Terms of a Harmonic Progressions

If $a, b$ are two real numbers such that $a+ib \neq 0$ for all non-negative integer $i$ , then $\frac{1}{a}, \frac{1}{a+b}, \frac{1}{a+2b}, \ldots$ is a harmonic progression. Moreover, all harmonic progressions are in this form.

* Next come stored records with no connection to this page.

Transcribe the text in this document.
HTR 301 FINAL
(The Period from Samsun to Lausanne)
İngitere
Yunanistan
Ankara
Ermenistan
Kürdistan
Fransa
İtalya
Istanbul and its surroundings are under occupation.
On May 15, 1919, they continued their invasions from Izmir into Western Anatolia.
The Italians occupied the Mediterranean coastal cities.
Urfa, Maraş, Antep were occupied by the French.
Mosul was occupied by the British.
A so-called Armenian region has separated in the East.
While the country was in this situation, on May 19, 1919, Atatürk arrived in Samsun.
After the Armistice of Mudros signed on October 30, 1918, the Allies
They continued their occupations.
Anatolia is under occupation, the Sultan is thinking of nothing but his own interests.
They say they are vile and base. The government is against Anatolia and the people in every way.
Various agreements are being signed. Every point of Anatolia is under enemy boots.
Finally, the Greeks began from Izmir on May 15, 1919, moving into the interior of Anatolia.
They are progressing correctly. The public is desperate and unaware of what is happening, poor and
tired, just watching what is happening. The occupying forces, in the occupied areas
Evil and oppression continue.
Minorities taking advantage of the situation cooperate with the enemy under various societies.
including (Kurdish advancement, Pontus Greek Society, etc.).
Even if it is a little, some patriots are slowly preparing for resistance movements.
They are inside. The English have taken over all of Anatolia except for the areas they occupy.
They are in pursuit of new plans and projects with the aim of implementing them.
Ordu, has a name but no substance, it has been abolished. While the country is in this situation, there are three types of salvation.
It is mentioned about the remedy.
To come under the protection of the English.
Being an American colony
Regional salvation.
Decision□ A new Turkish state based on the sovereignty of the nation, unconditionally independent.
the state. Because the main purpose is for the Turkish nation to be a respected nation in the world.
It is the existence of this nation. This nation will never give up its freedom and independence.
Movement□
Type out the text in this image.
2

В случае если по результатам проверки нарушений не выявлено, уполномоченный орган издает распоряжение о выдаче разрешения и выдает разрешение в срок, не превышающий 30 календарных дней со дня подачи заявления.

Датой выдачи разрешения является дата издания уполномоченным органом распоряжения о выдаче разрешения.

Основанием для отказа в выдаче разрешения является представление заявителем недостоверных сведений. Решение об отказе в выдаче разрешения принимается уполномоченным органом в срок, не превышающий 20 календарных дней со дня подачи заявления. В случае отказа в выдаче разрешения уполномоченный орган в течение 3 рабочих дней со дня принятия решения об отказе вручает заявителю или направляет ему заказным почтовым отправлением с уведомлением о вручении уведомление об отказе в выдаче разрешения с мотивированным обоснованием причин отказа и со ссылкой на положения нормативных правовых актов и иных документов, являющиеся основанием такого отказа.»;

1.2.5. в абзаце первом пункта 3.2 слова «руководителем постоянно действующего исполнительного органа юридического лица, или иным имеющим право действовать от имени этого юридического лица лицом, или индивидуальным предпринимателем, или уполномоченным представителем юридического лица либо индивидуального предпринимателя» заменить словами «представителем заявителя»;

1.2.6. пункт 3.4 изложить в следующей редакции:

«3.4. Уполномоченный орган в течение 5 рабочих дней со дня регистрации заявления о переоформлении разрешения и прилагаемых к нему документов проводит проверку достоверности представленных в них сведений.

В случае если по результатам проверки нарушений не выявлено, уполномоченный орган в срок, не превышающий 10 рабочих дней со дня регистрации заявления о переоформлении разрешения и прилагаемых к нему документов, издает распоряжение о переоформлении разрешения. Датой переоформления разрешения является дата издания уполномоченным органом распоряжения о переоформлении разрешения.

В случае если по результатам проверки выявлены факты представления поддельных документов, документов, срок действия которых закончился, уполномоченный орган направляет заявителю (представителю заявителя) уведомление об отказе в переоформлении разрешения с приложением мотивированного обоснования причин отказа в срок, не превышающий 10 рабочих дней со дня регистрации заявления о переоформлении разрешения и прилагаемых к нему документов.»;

Thus, if the $k$ -th term of a harmonic progression is $x$ , then there exists some $a,b$ such that $x = \frac{1}{a+(k-1)b}$ , or $(a+(k-1)b)x = 1$ .

The $m$ -th term is $n$ , so we have the equation $(a+(m-1)b)n = 1$ , or $bmn + (a-b)n = 1$ , or $(a-b)n = 1-bmn$ .

The $n$ -th term is $m$ , so we also have the equation $(a+(n-1)b)m = 1$ , or $bmn + (a-b)m = 1$ , or $(a-b)m = 1-bmn$ .

Thus $(a-b)n = (a-b)m$ , or $(a-b)(n-m) = 0$ . Since $n,m$ are distinct, $n-m \neq 0$ , so $a-b = 0$ or $a = b$ .

Substituting to either equation above, we obtain $(a+(m-1)a)n = 1$ , or $amn = 1$ . Thus $a = \frac{1}{mn}$ , and since $a = b$ , we have $b = \frac{1}{mn}$ .

Finally, the $mn$ -th term is given by $\frac{1}{a+(mn-1)b}$ . Substituting $a = b = \frac{1}{mn}$ gives $\frac{1}{\frac{1}{mn} + (mn-1) \cdot \frac{1}{mn}} = \frac{1}{mn \cdot \frac{1}{mn}} = \boxed{1}$

$\begin{cases} m^\text{th} \text{ term:} & \dfrac 1{a+(m-1)d} = n & \implies an + mnd - nd = 1 \\ n^\text{th} \text{ term:} & \dfrac 1{a+(n-1)d} = m & \implies am + mnd - md = 1 \end{cases}$

$\begin{aligned} \implies an + mnd - nd & = am + mnd - md \\ a(n-m) & = (n-m)d \\ \implies a & = d \end{aligned}$

$\begin{aligned} \implies k^\text{th} \text{ term:} \quad \frac 1{a+(k-1)d} & = \frac 1{a+(k-1)a} = \frac 1{ak} \end{aligned}$

$\begin{aligned} \implies m^\text{th} \text{ term:} \quad \frac 1{am} & = n \\ \implies amn & = 1 \end{aligned}$

$\begin{aligned} \implies (mn)^\text{th} \text{ term:} \quad \frac 1{amn} & = \frac 11 = \boxed{1} \end{aligned}$

To solve this problem, one only needs to plug in m=2 and n=1 and the answer follows immediately. However, the hard part is to prove that whatever m and n we choose, the (mn)th term is invariant.